MiL: What kind of cake do you want for your birthday, Charlie?
Charlie: No cake. Just ice cream.
MiL: An ice cream cake? Okay, I can make that!
Charlie: Just ice cream. No cake.
MiL: Oooo, I could make you a Neapolitan ice cream cake with chocolate cake and a layer of strawberry ice cream, and then a layer of vanilla ice cream, and then . . .
Charlie: Just ice cream. Vanilla ice cream.
Oh, did you want ice cream, Charlie? Thanks for making that clear.
So we made him some ice cream.
Notice I said "made," not "bought." Because the MiL bought a fancy electric ice cream maker a couple of years ago that we've used maybe four times, and if the birthday boy wants ice cream, it might as well be homemade, right?

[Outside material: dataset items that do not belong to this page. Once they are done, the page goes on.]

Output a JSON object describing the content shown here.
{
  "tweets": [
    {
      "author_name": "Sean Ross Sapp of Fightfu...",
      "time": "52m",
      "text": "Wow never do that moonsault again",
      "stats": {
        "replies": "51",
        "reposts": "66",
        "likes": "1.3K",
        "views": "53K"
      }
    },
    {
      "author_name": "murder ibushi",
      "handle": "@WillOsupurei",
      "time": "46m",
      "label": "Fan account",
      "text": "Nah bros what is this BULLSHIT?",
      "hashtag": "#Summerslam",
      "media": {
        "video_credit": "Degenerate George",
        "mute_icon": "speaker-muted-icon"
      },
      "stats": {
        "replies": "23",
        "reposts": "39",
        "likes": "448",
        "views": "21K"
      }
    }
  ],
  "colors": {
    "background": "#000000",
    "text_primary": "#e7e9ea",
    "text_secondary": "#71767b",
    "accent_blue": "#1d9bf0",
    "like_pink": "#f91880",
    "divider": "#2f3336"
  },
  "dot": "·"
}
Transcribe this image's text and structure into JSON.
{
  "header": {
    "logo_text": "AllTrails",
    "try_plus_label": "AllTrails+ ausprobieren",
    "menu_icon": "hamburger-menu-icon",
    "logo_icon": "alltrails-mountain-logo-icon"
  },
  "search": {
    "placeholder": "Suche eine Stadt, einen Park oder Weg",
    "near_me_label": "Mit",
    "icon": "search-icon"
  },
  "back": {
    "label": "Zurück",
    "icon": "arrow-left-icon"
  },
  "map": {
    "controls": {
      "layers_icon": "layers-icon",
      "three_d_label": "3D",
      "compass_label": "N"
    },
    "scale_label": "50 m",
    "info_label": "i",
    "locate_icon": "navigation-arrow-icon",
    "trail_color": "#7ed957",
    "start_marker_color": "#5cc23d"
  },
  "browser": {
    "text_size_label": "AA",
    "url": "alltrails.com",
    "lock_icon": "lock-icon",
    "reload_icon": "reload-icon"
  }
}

Right. Serious hassle ahoy.
I woke up yesterday morning at 5:15 thanks to Jack. I briefly considered making the vanilla custard for the ice cream when I got up, but the idea of separating egg yolks and tempering eggs and straining and so on at 5:15 a.m. before I'd had any coffee was somehow not appealing.

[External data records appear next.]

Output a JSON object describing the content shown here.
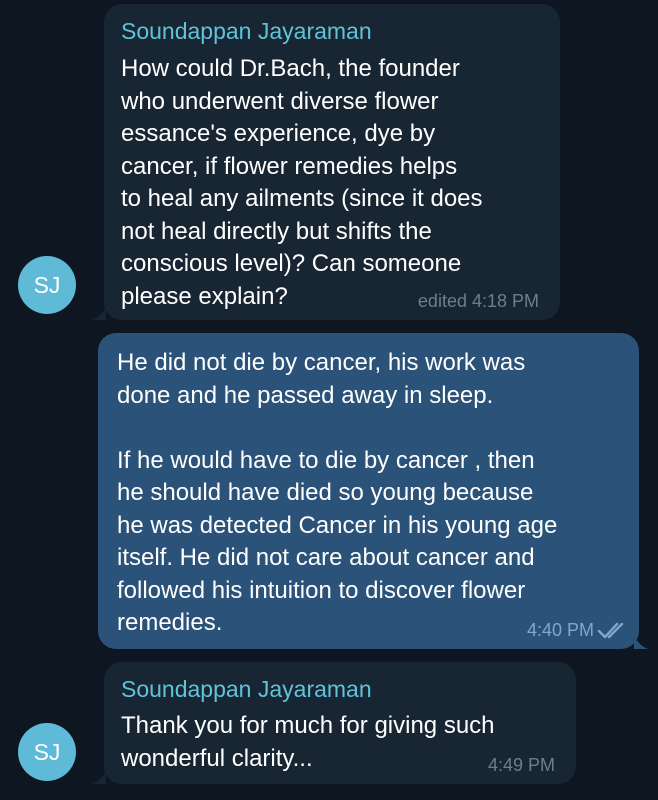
{
  "messages": [
    {
      "sender": "Soundappan Jayaraman",
      "avatar_initials": "SJ",
      "text": "How could Dr.Bach, the founder\nwho underwent diverse flower\nessance's experience, dye by\ncancer, if flower remedies helps\nto heal any ailments (since it does\nnot heal directly but shifts the\nconscious level)? Can someone\nplease explain?",
      "meta": "edited 4:18 PM"
    },
    {
      "text": "He did not die by cancer, his work was\ndone and he passed away in sleep.\n\nIf he would have to die by cancer , then\nhe should have died so young because\nhe was detected Cancer in his young age\nitself. He did not care about cancer and\nfollowed his intuition to discover flower\nremedies.",
      "time": "4:40 PM",
      "status_icon": "double-check-icon"
    },
    {
      "sender": "Soundappan Jayaraman",
      "avatar_initials": "SJ",
      "text": "Thank you for much for giving such\nwonderful clarity...",
      "time": "4:49 PM"
    }
  ],
  "colors": {
    "background": "#0e1621",
    "incoming_bubble": "#182533",
    "outgoing_bubble": "#2b5278",
    "sender_name": "#5fc4d9",
    "avatar": "#5ebad6"
  }
}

Unfortunately, because the older children were up and raring to go at 6 a.m., this meant the custard then had to be made while they were around. Which meant they had to help me.
Have I mentioned I hate cooking with kids in attendance? I do. But I didn't let on that I was really impatient and just wanted to get this done without two little kids on chairs standing in my way demanding a mixing spoon. Instead I announced cheerfully, "Okay, guys! Let's make Charlie's birthday ice cream!"
And then I separated eggs and tempered eggs and strained things while dodging boys on chairs and finding separate things for them to mix.
Should've done it at 5:15 a.m.
Also, the recipe I was using was from The Yellow Farmhouse Cookbook, which is written by Christopher Kimball, the famously meticulous cook behind America's Test Kitchen. The recipe contains a rather major error in that it lists both milk and cream in the ingredients and tells how to make the milk mixture, but absolutely nowhere does it say when to add the cream.
I had no time to be looking anything else up, so I just added the cream to the milk mixture and hoped for the best.
At 4:30 p.m., after much fiddling, I managed to get the ice cream maker together (this is the first time I've done the part with the machine) and got it churning away. Forty-five minutes later, the ice cream maker stopped automatically, and there was ice cream. It was almost time for dinner, but I gave A. a small taste. He closed his eyes and announced reverently, "That is verging on the best thing I have ever eaten."
Then I gave Charlie the paddle to lick and Cubby the spatula I had used to scrape the paddle clean.
And there was much happiness in the land.
When you've got ice cream on your nose, cheeks, and feet, you know it's a good birthday.